D’autres ont brandi des panneaux « Avertissement touriste » expliquant que la police avait fait usage de gaz lacrymogène contre les contestataires dimanche dernier, et que quarante-cinq manifestants avaient été blessés dans des attaques commises par des agresseurs soupçonnés d’appartenir aux triades.

Le syndicat du personnel de vol de la compagnie Cathay Pacific a déclaré soutenir le rassemblement et encouragé ses membres à s’y joindre. Cette prise de position a été condamnée dans les médias d’Etat chinois. « Nous regrettons l’incompétence de Carrie Lam et son équipe, qui se moquent de leur peuple », a publié le syndicat sur Facebook, en référence à la chef de l’exécutif local, soutenue par Pékin.

De nouvelles manifestations prévues ce week-end

Un grand groupe de personnes scandait encore « Libérez Hongkong » dans le hall des arrivées, cinq heures après le début de la protestation. Hongkong se prépare à un autre week-end de rassemblements.

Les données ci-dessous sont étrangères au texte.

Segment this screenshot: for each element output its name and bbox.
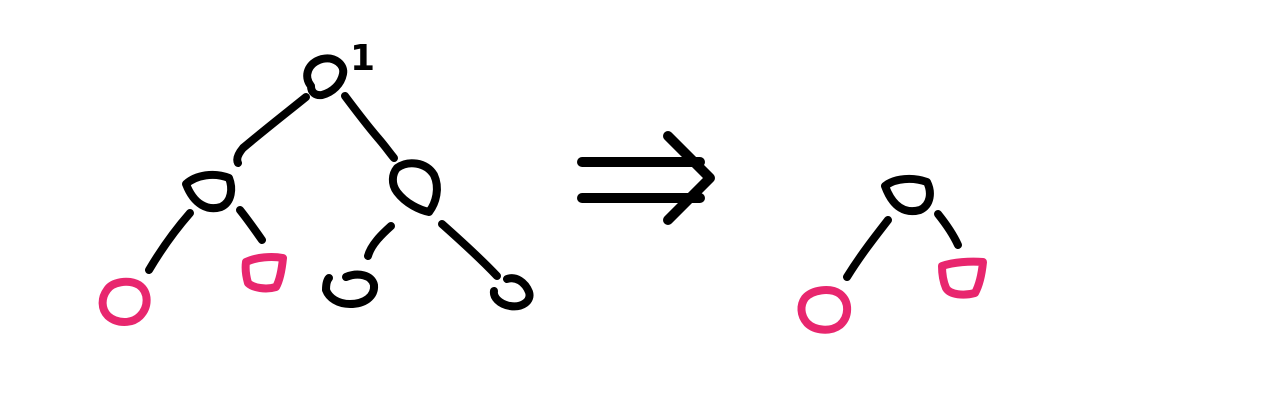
edge-root-left <box>233 93 310 167</box>
node-right-tree-root <box>881 174 934 216</box>
implies-arrow-icon <box>577 131 715 225</box>
node-right-right-leaf <box>489 274 534 311</box>
node-right-tree-left-leaf <box>797 286 852 334</box>
edge-right-rightleftleaf <box>364 222 395 260</box>
edge-left-rightleaf <box>236 206 266 244</box>
edge-right-rightrightleaf <box>438 220 501 280</box>
right-tree <box>797 174 987 334</box>
edge-left-leftleaf <box>145 209 194 274</box>
left-tree: 1 <box>98 38 534 326</box>
node-right-tree-right-leaf <box>938 257 987 299</box>
node-left-child <box>182 170 236 213</box>
edge-root-right <box>341 92 398 162</box>
edge-right-tree-root-right <box>934 210 962 249</box>
node-left-right-leaf <box>241 253 287 293</box>
root-label: 1 <box>350 38 375 79</box>
node-left-left-leaf <box>98 277 151 326</box>
edge-right-tree-root-left <box>843 216 892 281</box>
node-right-left-leaf <box>322 270 378 308</box>
node-right-child <box>388 159 441 216</box>
node-root <box>303 54 348 100</box>
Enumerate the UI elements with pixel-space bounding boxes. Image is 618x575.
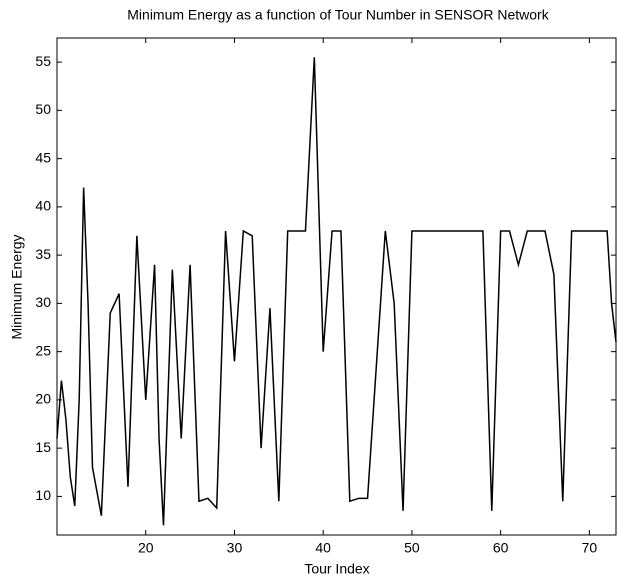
y-tick-label: 25 — [35, 342, 51, 358]
y-tick-label: 35 — [35, 246, 51, 262]
x-tick-label: 20 — [138, 540, 154, 556]
x-tick-label: 40 — [315, 540, 331, 556]
chart-title: Minimum Energy as a function of Tour Num… — [127, 7, 549, 23]
y-axis-label: Minimum Energy — [9, 234, 25, 339]
x-tick-label: 70 — [582, 540, 598, 556]
y-tick-label: 30 — [35, 294, 51, 310]
x-axis-label: Tour Index — [304, 561, 369, 575]
y-tick-label: 45 — [35, 149, 51, 165]
x-tick-label: 60 — [493, 540, 509, 556]
y-tick-label: 40 — [35, 198, 51, 214]
x-tick-label: 30 — [227, 540, 243, 556]
plot-frame — [56, 37, 617, 536]
y-tick-label: 10 — [35, 487, 51, 503]
x-tick-label: 50 — [404, 540, 420, 556]
y-tick-label: 15 — [35, 439, 51, 455]
y-tick-label: 50 — [35, 101, 51, 117]
y-tick-label: 20 — [35, 391, 51, 407]
y-tick-label: 55 — [35, 53, 51, 69]
data-line — [56, 57, 617, 526]
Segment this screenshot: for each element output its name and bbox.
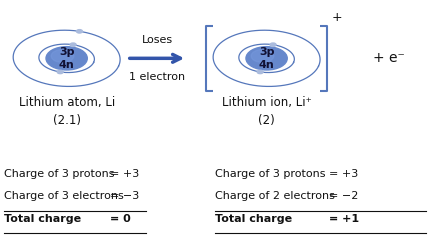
Text: 3p
4n: 3p 4n xyxy=(259,47,274,69)
Text: 3p
4n: 3p 4n xyxy=(59,47,74,69)
Text: = +3: = +3 xyxy=(110,169,139,179)
Circle shape xyxy=(70,43,76,46)
Text: Charge of 3 electrons: Charge of 3 electrons xyxy=(4,191,124,201)
Circle shape xyxy=(51,50,74,62)
Text: = 0: = 0 xyxy=(110,214,130,224)
Circle shape xyxy=(251,50,274,62)
Text: = +1: = +1 xyxy=(329,214,359,224)
Text: + e⁻: + e⁻ xyxy=(373,51,405,65)
Text: Charge of 2 electrons: Charge of 2 electrons xyxy=(215,191,335,201)
Circle shape xyxy=(46,47,87,70)
Circle shape xyxy=(77,30,83,33)
Text: Charge of 3 protons: Charge of 3 protons xyxy=(215,169,326,179)
Text: +: + xyxy=(332,11,343,24)
Text: Total charge: Total charge xyxy=(215,214,292,224)
Text: Loses: Loses xyxy=(141,35,172,45)
Text: Total charge: Total charge xyxy=(4,214,81,224)
Text: (2): (2) xyxy=(258,114,275,127)
Text: Charge of 3 protons: Charge of 3 protons xyxy=(4,169,115,179)
Circle shape xyxy=(270,43,276,46)
Circle shape xyxy=(57,70,63,74)
Text: Lithium ion, Li⁺: Lithium ion, Li⁺ xyxy=(222,96,311,109)
Text: Lithium atom, Li: Lithium atom, Li xyxy=(18,96,115,109)
Text: = −2: = −2 xyxy=(329,191,358,201)
Circle shape xyxy=(246,47,287,70)
Text: = −3: = −3 xyxy=(110,191,139,201)
Text: 1 electron: 1 electron xyxy=(129,72,185,82)
Text: = +3: = +3 xyxy=(329,169,358,179)
Circle shape xyxy=(257,70,263,74)
Text: (2.1): (2.1) xyxy=(52,114,81,127)
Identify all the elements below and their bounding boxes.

La police a interdit la manifestation prévue samedi en réponse à l’agression des militants prodémocratie par les triades à Yuen Long, au nord des Nouveaux territoires de Hongkong. Mais les groupes de discussion instantanée et les forums sur lesquels se concertent les militants semblent indiquer que les rassemblements auront quand même lieu.

Une autre manifestation se tiendra dimanche près du bureau de liaison du gouvernement chinois à Hongkong. Dimanche, le bâtiment avait été couvert d’œufs et de graffitis, avant que la police ne fasse usage de balles en caoutchouc et de gaz lacrymogène contre les contestataires.